On the surface, this looks like it will help raise the standard of living for delivery workers. History shows this will not be the case.

In what many consider to be a predictable outcome, the minimum wage law that the Seattle City Council passed September 2020, has forced Uber and Lyft to raise prices on riders. Initial estimates indicate Uber would raise prices as much as 25% and could end up raising prices as much as 50%.

A similar increase in customer prices is likely to ensue to cover the additional cost for the $17 per hour minimum wage. Less orders will be fulfilled, and gig workers will have less work. Ironically, the food being delivered will be less affordable for the very people delivering it.

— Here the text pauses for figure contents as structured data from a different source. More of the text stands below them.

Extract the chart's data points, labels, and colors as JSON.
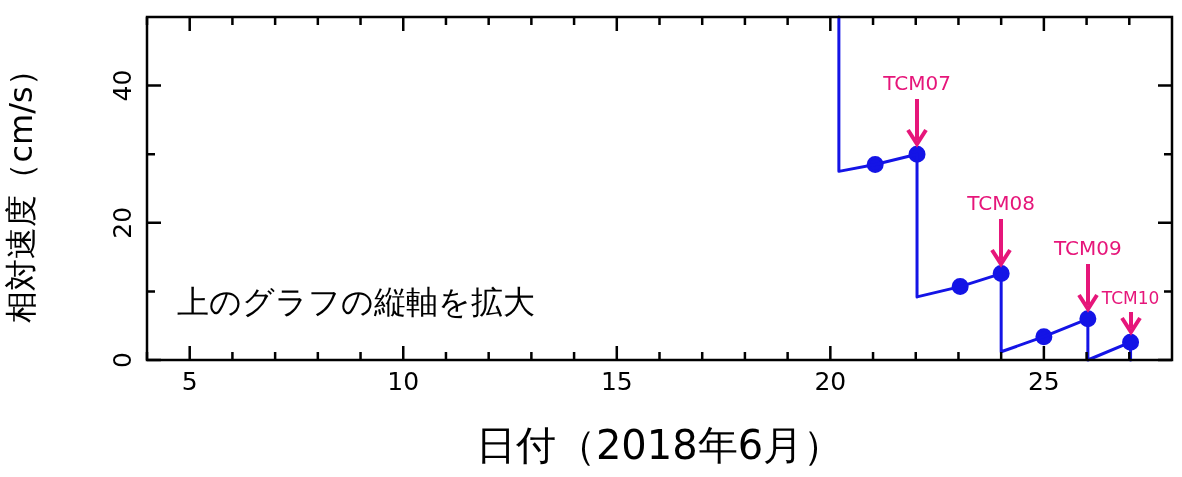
{
  "chart_data": {
    "type": "line",
    "xlabel": "日付（2018年6月）",
    "ylabel": "相対速度（cm/s）",
    "xlim": [
      4,
      28
    ],
    "ylim": [
      0,
      50
    ],
    "xticks": [
      {
        "value": 4,
        "label": null
      },
      5,
      {
        "value": 6,
        "label": null
      },
      {
        "value": 7,
        "label": null
      },
      {
        "value": 8,
        "label": null
      },
      {
        "value": 9,
        "label": null
      },
      10,
      {
        "value": 11,
        "label": null
      },
      {
        "value": 12,
        "label": null
      },
      {
        "value": 13,
        "label": null
      },
      {
        "value": 14,
        "label": null
      },
      15,
      {
        "value": 16,
        "label": null
      },
      {
        "value": 17,
        "label": null
      },
      {
        "value": 18,
        "label": null
      },
      {
        "value": 19,
        "label": null
      },
      20,
      {
        "value": 21,
        "label": null
      },
      {
        "value": 22,
        "label": null
      },
      {
        "value": 23,
        "label": null
      },
      {
        "value": 24,
        "label": null
      },
      25,
      {
        "value": 26,
        "label": null
      },
      {
        "value": 27,
        "label": null
      }
    ],
    "yticks": [
      0,
      {
        "value": 10,
        "label": null
      },
      20,
      {
        "value": 30,
        "label": null
      },
      40
    ],
    "grid": false,
    "legend": false,
    "series": [
      {
        "marker": "none",
        "color": "#1414e6",
        "x": [
          20.2,
          20.2,
          21.05,
          22.03,
          22.03,
          23.04,
          24,
          24,
          25,
          26.03,
          26.03,
          27.03,
          27.03
        ],
        "values": [
          50,
          27.5,
          28.5,
          30,
          9.2,
          10.7,
          12.6,
          1.2,
          3.4,
          6,
          0,
          2.6,
          0
        ]
      },
      {
        "type": "scatter",
        "marker": "circle",
        "color": "#1414e6",
        "x": [
          21.05,
          22.03,
          23.04,
          24,
          25,
          26.03,
          27.03
        ],
        "values": [
          28.5,
          30,
          10.7,
          12.6,
          3.4,
          6,
          2.6
        ]
      }
    ],
    "annotations": [
      {
        "text": "TCM07",
        "x": 22.03,
        "y": 30
      },
      {
        "text": "TCM08",
        "x": 24,
        "y": 12.6
      },
      {
        "text": "TCM09",
        "x": 26.03,
        "y": 6
      },
      {
        "text": "TCM10",
        "x": 27.03,
        "y": 2.6
      },
      "上のグラフの縦軸を拡大"
    ]
  }
}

Uber, Lyft, Grubhub, Doordash and UberEats and the other transportation networks (TNC’s) in the gig worker economy are successful because they provide a market driven, convenient, needed service at low cost.

The city’s involvement is an overreach, as gig worker service costs and wages should be market driven.

The advent of the gig economy services have provided millions of Americans with more cost-effective transportation and cheap food home delivery. This free-market solution has increased the consumer more flexibility to acquire a personalized service that fits his or her unique needs.

Services like Doordash and Uber Eats have been invaluable during the pandemic to provide cost effective food delivery and much needed income for workers unable to work full time due to government mandated lockdowns.

The increase in minimum wage will translate directly to increased costs for services.

With Seattle’s new increase to the minimum wage, the only winners are bureaucrats and politicians – not Uber, Lyft, Doordash or Uber Eats and certainly not their employees or the riders that use their service.